Phil: Picking up a book of short stories by Sir Arthur Conan Doyle, I’m struck by the contents, some of which make me feel uncomfortable.
Round The Fire Stories contains 17 tales from the master who created Sherlock Holmes. Many of them read and feel like something the great detective could have been involved with. Indeed, one of them includes a letter from someone who could very well be Holmes. If you like the style, then this is an interesting read.
But, and it’s a big but, some of the text has not aged well. Conan Doyle writes of an age of empire. Form the days when most of the map was pink and the sun never set on Her Britannic Majesties lands. We have plucky Brits out running the colonies or travelling to mysterious lands.
I quite like a bit of this. Part of me hankers for an era when travel was difficult and going abroad was an adventure, not somewhere you go for a stag/hen weekend and spend the time bladdered.
But with this comes some unfortunate racial issues. The Brown Hand revolves around a ghost of a beggar who comes to claim back his hand from the surgeon who severed it (saving the mans life) and keeps it in a jar. The hero of the story allows the spectre to find another hand made available after an accident and this seems to satisfy him enough to cease his haunting.

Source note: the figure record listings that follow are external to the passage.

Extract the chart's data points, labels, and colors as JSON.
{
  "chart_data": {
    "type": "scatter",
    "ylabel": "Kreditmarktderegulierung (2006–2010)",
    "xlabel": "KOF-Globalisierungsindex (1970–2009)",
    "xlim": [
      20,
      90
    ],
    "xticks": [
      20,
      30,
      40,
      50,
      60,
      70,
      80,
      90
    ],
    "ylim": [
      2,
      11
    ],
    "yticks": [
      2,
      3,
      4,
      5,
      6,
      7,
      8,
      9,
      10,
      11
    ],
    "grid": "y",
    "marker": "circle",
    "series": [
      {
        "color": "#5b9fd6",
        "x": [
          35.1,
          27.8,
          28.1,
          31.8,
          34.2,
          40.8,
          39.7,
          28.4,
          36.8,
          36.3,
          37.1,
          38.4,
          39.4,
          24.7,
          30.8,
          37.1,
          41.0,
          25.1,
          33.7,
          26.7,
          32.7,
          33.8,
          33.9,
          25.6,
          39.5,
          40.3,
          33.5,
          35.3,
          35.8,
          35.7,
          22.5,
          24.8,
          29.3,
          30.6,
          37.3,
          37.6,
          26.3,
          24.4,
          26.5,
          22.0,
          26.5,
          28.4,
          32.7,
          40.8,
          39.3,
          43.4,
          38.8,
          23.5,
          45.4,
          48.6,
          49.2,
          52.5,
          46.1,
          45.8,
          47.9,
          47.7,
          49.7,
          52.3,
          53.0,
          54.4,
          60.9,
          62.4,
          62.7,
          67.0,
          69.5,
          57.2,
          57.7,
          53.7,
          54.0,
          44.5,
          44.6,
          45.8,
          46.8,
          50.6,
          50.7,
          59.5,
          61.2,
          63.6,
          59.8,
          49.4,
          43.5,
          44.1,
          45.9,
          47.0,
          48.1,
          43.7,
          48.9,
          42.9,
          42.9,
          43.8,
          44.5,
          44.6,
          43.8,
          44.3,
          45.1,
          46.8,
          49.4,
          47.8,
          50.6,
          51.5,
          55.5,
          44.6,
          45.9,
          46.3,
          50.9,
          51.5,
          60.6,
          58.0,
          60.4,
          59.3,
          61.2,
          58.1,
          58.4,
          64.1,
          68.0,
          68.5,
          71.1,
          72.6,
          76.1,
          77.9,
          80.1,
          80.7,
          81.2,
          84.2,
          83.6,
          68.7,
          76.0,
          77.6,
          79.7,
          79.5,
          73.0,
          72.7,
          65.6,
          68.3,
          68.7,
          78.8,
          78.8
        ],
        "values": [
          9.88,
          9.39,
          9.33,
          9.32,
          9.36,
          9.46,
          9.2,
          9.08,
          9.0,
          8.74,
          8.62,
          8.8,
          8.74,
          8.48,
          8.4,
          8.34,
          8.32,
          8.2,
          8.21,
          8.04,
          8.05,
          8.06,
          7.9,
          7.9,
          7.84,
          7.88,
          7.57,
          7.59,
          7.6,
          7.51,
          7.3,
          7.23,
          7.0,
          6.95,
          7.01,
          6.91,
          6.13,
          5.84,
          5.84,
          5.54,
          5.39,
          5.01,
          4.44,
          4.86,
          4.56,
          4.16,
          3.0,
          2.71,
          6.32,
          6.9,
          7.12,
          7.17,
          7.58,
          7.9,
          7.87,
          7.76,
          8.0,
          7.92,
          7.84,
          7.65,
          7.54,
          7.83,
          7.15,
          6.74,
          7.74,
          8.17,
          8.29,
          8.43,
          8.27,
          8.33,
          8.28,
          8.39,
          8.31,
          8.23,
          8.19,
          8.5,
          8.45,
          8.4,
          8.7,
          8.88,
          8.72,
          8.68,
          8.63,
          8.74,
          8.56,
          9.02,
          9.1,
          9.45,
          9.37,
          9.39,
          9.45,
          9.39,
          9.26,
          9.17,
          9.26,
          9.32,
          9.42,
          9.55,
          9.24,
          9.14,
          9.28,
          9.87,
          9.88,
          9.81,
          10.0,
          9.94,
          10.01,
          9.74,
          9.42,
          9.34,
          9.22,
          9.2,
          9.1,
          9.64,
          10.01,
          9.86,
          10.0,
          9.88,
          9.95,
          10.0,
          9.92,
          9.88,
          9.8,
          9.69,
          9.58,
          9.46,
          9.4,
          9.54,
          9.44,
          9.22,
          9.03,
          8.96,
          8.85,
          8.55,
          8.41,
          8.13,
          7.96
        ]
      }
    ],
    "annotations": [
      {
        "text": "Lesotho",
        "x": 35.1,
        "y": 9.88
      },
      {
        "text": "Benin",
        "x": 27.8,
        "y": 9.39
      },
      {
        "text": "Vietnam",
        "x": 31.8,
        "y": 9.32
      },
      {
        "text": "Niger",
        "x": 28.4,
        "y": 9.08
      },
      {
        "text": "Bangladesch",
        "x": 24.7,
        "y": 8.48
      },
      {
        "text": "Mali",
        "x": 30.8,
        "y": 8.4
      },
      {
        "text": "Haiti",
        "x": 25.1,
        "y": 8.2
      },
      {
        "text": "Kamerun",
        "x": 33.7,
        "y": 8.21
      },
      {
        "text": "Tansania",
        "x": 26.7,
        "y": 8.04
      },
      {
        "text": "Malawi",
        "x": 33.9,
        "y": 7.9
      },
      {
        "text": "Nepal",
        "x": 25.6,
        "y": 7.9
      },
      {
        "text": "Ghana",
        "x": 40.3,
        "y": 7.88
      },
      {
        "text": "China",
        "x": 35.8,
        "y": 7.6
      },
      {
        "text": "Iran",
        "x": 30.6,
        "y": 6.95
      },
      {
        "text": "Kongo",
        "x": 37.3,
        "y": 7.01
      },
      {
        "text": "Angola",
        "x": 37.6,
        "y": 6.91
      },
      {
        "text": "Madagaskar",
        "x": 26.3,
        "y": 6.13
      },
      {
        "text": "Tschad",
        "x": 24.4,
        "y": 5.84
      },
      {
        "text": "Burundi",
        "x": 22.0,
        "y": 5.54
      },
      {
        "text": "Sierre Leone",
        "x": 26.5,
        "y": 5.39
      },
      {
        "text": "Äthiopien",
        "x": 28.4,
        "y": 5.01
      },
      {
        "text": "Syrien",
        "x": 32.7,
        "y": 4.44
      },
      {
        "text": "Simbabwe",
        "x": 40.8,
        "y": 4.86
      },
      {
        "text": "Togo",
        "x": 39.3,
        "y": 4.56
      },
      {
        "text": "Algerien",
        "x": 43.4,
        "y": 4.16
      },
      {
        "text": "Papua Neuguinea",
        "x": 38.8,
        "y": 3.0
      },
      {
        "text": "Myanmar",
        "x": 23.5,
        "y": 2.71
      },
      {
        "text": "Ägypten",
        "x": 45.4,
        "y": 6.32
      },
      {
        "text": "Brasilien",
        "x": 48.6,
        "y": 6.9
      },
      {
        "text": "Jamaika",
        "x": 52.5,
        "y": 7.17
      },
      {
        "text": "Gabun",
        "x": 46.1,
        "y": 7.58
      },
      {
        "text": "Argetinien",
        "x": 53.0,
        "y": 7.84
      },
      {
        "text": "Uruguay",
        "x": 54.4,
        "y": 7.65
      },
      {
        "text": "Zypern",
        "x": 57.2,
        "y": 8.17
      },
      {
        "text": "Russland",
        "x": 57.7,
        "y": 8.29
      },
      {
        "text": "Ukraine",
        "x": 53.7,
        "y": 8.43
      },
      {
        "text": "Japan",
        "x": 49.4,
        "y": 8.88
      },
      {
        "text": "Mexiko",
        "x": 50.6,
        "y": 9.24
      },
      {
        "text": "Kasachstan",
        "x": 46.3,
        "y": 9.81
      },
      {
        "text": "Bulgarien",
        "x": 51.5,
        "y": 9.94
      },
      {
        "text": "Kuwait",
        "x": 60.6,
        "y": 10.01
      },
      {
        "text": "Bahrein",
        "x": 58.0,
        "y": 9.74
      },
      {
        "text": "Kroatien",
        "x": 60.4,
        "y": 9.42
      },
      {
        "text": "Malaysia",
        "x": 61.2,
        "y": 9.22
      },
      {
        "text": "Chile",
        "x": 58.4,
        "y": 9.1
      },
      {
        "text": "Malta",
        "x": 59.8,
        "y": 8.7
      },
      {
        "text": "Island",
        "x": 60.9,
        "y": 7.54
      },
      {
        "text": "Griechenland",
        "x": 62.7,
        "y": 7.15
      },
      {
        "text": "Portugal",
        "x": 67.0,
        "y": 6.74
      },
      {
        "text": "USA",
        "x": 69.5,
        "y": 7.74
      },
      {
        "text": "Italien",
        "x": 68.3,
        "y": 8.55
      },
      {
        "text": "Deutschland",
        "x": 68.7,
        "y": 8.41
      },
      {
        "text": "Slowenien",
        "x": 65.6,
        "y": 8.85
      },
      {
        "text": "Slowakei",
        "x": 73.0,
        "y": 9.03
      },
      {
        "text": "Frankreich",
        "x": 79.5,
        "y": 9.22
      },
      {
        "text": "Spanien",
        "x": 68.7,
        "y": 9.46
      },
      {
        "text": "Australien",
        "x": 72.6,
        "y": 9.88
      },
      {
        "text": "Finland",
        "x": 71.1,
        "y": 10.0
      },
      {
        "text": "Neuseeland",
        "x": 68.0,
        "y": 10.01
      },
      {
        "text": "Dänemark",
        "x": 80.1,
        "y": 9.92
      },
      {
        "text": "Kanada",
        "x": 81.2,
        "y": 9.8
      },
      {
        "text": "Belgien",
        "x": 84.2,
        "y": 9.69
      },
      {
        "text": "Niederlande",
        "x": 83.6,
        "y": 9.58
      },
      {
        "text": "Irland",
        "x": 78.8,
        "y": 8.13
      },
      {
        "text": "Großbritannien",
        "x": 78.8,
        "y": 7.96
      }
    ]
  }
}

The ghost can’t rest until he is “whole” and yet is happy with some else’s hand – because in the spirit world, all brown hands are apparently the same and he won’t know the difference.
It gets worse in The Fiend of the Cooperage, where the N-word is used repeatedly, not as an insult, just because that’s what people said in that era.
Is it fair to judge stories written around 1900, and republished in 1991, but today’s standards?
No, I don’t think it is. Any book is a historical document and to say you can’t read it leads quickly to book burning. These stories are of their time and my discomfort is a good thing. Most people (loons excepted) wouldn’t write something like this today. To be honest, things like Cooperage wouldn’t get published because it’s rubbish anyway. You could update it, but I’m not sure it’s worth the effort. Spoiler: A giant snake did it – see what I mean?
Conan Doyle was very keen on mystic and occult stuff and it shows here. Many of these tales intended to be told around the fire involve ghosts, the existence of which is never questioned. Holmes would have not been impressed.